Isaque desfrutou do que Abraão conseguiu em primeiro lugar, não foi forçado ao dilema de escolher entre a posteridade e a voz de Deus. Aceita alianças com quem antes lhe tinha fechado a porta, torna-se mais sociável, mais inserido nos contextos do mundo em que vive. Isto não é um apelo ao eremitismo, é a constatação da verdade. E com as constatações vêm os factos e os resultados. O mundo passa a ser uma ostra e esta geração é a sua pérola.

Quando o mundo funciona em ciclos, as gerações intermédias costuma ser as que mais beneficiam, mas também as que menos influenciam. É no final da Geração X (aqueles que nascem mais perto dos anos de 75/80 do que dos 60) que se situa a geração de Isaque. É a geração das emancipações, do início da construção da auto-satisfação e do ego. A geração do carpe diem elevado a um exponencial alto, que começa a cair na auto-suficiência e que perpetua sem saber porquê padrões de comportamento da geração anterior. Sejam eles bons ou maus[7].

A geração de Isaque é o ponto morto nesta caixa de velocidades. É sempre preciso passar por ele para acelerar, abrandar ou fazer marcha atrás. É sempre necessário lembrarmos do quanto já desfrutámos, do quanto Deus já nos deu e do que ainda vem pela frente. 

Assumimos o compromisso dos nossos avós como hereditário e geneticamente transmissível. Existe um apelo à santidade diferente, nas existe necessidade de arrependimento e de santificação. E o motivo é extremamente básico! Afinal, quem é filho de santo, menos santo não pode ser! Ou pelo menos é o que pensamos…

Ricardo Rosa
[1] - Génesis 17:19,21

[2] - Génesis 17:23,24; 18:10,21:5
[3] - Génesis 21:6,7
[4] - Génesis 26:1-6
[5] - Génesis 26:25
[6] - Génesis 26:26-30
[7] - Génesis 20; 26:7-11

06 setembro 2013

Árvore genealógica – parte 1/3

As gerações do chamado pós-modernismo tendem a crescer como a terceira geração que descende de Abraão. Se a primeira geração abraâmica, ou seja o próprio Abraão (que pode ser mais ou menos equiparada à geração dos nossos avós na actualidade) teve que enfrentar a adversidade social da sua escolha para seguir a Deus; a segunda geração já não o fez (pelo menos tanto). 

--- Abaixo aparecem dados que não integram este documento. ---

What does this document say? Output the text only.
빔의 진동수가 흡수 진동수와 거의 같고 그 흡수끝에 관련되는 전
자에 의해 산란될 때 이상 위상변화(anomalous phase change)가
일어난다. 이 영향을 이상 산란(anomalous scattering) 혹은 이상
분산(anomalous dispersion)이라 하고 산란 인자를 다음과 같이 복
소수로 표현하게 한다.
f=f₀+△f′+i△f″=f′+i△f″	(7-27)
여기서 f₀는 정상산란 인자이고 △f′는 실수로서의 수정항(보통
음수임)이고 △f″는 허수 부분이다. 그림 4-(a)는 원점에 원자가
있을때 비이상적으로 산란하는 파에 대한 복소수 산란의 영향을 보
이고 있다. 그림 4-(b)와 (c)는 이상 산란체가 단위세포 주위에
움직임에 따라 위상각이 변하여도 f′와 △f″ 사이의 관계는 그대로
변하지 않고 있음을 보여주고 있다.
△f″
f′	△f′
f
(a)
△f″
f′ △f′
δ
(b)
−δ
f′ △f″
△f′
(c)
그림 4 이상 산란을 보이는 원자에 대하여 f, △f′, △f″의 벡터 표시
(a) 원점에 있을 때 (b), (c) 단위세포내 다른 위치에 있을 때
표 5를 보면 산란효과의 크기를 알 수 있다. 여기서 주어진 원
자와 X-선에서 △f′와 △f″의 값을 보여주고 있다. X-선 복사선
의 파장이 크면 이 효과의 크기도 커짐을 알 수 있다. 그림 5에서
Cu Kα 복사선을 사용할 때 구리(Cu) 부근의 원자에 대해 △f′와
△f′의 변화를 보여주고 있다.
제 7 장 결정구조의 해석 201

Isaque gozou da prosperidade e do compromisso do pai, apesar de se ver envolvido numa prova de fé que dizia respeito ao seu pai[1], a falta de desafios levou-o a ser displicente com a geração que veio dele. Aqui encontramos a parte que diz respeito à geração dos nossos pais e a cada um de nós.

Quando olhamos para a primeira geração, vemos exemplos de que o compromisso com Deus pode ser duro e exigir de nós mais do que o assento comunitário ao domingo. Tal como Abraão deixou tudo para seguir a Deus[2], aquela geração submeteu a sua vida nas mãos do Pai com tudo o que daí advém. E o problema com as gerações posteriores começa aqui…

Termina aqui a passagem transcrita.